The St. Jude researchers used retroviral vectors as the delivery system into which they inserted cassettes (groups of genes) that contained genes for the four CD3 proteins, separated by the 2A peptides. These 2A peptides acted like cleavers to break apart the long protein into the four different, smaller CD3 proteins. The cell used these smaller proteins to build the large TCR:CD3 receptor. In order to replicate inside a cells, the retrovirus RNA must first be changed back into DNA. A retrovirus is a virus whose genetic material is RNA instead of DNA.

The St. Jude team used these multicistronic retroviral vectors (vectors carrying several different genes) to deliver the 2A peptide-linked CD3 gene cassettes into hematopoietic stem cells from mice that lacked the CD3 proteins, and thus could not make T cells.

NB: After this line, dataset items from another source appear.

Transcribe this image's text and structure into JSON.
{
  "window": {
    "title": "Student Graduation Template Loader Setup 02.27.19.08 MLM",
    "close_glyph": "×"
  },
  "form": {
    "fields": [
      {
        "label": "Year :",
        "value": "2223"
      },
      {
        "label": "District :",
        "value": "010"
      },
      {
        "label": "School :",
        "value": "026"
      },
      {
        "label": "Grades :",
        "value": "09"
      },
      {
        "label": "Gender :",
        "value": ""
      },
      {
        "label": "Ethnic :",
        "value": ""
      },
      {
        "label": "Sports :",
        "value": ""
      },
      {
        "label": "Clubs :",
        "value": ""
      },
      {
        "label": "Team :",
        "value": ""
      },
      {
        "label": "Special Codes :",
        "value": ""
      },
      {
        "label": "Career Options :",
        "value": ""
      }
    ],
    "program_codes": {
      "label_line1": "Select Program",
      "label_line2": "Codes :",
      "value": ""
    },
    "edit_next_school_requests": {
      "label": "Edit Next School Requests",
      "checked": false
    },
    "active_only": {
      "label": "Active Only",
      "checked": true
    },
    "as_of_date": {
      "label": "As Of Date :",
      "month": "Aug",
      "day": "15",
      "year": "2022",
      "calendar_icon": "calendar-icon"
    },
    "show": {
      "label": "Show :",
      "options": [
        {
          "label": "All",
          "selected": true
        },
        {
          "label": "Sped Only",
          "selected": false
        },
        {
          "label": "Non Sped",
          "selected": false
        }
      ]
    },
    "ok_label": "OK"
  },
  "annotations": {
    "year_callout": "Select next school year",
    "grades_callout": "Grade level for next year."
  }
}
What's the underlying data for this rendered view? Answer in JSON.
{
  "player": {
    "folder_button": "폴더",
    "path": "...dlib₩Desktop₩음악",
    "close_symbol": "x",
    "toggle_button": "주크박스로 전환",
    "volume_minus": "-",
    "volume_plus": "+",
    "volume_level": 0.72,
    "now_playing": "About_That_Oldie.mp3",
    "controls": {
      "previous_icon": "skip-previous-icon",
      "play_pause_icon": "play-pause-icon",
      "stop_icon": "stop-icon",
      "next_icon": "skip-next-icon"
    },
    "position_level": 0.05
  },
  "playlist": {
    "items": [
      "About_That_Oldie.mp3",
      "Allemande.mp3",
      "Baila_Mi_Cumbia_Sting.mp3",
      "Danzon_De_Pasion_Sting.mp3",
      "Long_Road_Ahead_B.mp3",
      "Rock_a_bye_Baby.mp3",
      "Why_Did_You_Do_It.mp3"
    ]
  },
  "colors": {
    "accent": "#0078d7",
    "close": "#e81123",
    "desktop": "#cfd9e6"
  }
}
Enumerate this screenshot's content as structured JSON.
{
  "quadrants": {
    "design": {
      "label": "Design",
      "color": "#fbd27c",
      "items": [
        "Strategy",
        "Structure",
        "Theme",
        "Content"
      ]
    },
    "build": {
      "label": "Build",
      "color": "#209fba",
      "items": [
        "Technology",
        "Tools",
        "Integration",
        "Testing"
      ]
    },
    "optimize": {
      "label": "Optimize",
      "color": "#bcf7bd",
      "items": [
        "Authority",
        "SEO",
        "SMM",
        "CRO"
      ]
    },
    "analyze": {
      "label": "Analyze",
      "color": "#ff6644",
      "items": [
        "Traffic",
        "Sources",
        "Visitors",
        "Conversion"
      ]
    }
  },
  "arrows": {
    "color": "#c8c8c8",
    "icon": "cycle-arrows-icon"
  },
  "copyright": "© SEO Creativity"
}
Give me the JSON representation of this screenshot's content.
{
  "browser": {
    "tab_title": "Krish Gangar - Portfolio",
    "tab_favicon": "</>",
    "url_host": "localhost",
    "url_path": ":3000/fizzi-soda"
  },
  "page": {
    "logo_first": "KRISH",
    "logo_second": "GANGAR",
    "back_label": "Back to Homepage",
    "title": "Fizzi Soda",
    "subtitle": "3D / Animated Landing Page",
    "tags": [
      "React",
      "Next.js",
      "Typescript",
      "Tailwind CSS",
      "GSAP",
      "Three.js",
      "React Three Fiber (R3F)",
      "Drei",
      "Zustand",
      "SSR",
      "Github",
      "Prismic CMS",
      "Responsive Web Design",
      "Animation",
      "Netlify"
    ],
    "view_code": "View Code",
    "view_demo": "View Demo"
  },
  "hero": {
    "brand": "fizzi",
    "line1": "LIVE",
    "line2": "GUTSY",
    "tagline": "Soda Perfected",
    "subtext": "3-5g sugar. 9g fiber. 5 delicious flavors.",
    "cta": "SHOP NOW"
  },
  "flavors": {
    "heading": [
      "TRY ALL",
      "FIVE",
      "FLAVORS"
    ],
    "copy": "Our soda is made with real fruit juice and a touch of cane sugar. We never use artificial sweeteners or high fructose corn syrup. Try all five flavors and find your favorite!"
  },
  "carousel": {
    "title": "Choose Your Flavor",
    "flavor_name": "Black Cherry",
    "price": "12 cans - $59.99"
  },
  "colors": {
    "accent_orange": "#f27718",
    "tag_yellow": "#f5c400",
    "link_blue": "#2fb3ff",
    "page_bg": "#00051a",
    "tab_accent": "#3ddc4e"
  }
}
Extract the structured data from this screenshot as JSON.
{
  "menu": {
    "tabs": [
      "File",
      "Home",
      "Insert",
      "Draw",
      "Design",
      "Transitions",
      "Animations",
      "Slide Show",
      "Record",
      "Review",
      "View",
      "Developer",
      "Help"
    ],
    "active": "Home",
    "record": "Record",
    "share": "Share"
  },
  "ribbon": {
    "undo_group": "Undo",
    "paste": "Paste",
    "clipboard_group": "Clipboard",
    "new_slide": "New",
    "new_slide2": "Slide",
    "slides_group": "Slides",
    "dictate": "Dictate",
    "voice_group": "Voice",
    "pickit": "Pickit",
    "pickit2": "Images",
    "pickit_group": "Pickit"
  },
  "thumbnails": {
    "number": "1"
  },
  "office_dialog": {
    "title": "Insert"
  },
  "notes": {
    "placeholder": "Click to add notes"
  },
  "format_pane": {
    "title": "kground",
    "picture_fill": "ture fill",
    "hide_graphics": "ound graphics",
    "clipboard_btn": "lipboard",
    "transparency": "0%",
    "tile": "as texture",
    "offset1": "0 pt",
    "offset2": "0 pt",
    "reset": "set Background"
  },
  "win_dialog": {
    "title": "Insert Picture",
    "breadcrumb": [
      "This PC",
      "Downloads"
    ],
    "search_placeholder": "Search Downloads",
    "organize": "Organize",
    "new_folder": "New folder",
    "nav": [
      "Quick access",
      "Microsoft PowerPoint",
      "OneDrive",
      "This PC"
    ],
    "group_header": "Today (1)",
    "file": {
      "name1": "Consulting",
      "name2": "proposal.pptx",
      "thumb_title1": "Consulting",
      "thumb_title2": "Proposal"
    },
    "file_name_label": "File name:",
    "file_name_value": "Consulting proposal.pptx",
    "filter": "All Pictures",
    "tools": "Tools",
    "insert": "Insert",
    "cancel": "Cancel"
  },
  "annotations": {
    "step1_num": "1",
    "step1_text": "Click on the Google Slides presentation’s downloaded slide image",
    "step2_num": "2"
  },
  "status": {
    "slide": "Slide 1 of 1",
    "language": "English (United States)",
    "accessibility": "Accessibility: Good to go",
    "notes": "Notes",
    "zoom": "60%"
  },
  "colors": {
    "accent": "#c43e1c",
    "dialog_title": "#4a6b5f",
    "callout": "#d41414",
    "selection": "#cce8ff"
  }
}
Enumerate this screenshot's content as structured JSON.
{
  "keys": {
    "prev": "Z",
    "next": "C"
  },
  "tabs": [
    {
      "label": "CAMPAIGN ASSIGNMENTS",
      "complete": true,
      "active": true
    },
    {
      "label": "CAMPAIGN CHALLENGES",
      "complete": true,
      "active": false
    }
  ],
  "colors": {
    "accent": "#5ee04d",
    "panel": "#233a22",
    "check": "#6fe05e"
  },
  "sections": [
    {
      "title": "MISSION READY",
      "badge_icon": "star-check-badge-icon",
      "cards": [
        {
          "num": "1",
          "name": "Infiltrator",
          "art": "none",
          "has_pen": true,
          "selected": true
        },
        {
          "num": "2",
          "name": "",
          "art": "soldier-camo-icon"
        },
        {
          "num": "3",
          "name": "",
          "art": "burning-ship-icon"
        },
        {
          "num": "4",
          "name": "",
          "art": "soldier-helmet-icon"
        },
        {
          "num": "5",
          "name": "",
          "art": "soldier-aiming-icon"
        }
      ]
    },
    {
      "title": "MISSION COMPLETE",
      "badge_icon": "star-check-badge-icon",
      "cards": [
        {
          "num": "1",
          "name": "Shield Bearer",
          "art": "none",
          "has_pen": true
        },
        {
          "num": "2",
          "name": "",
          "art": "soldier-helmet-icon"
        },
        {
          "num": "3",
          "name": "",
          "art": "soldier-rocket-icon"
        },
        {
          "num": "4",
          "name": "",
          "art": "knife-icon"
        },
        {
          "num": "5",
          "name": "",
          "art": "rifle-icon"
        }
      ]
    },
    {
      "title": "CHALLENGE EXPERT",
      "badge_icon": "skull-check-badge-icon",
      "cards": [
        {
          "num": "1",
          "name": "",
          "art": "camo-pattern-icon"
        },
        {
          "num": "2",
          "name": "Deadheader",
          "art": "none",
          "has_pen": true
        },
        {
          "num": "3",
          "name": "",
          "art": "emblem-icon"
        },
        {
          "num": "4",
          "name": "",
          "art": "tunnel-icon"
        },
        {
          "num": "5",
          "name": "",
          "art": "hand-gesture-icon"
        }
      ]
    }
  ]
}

These genetically modified stem cells subsequently developed and restored T cell development in the mice. Hematopoietic stem cells are parent cells that give rise to all the red and white cells found in blood.

These 2A peptides will allow us, and others, to generate single vectors that can efficiently and reliably express multiple proteins in the exact amounts needed to permit the cell to assemble complex structures, said Dario A. A. Vignali, Ph.D., associate member of the St. Jude Department of Immunology and a faculty member at the University of Tennessee Medical Center.

Vignali is senior author of the Nature Biotechnology report.

We expect that this technique will make it a lot easier for us to study the role of complex protein structures, Vignali said. These 2A peptides may also facilitate the development of more versatile gene therapy vectors for treatments that require replacement or expression of more than a single gene.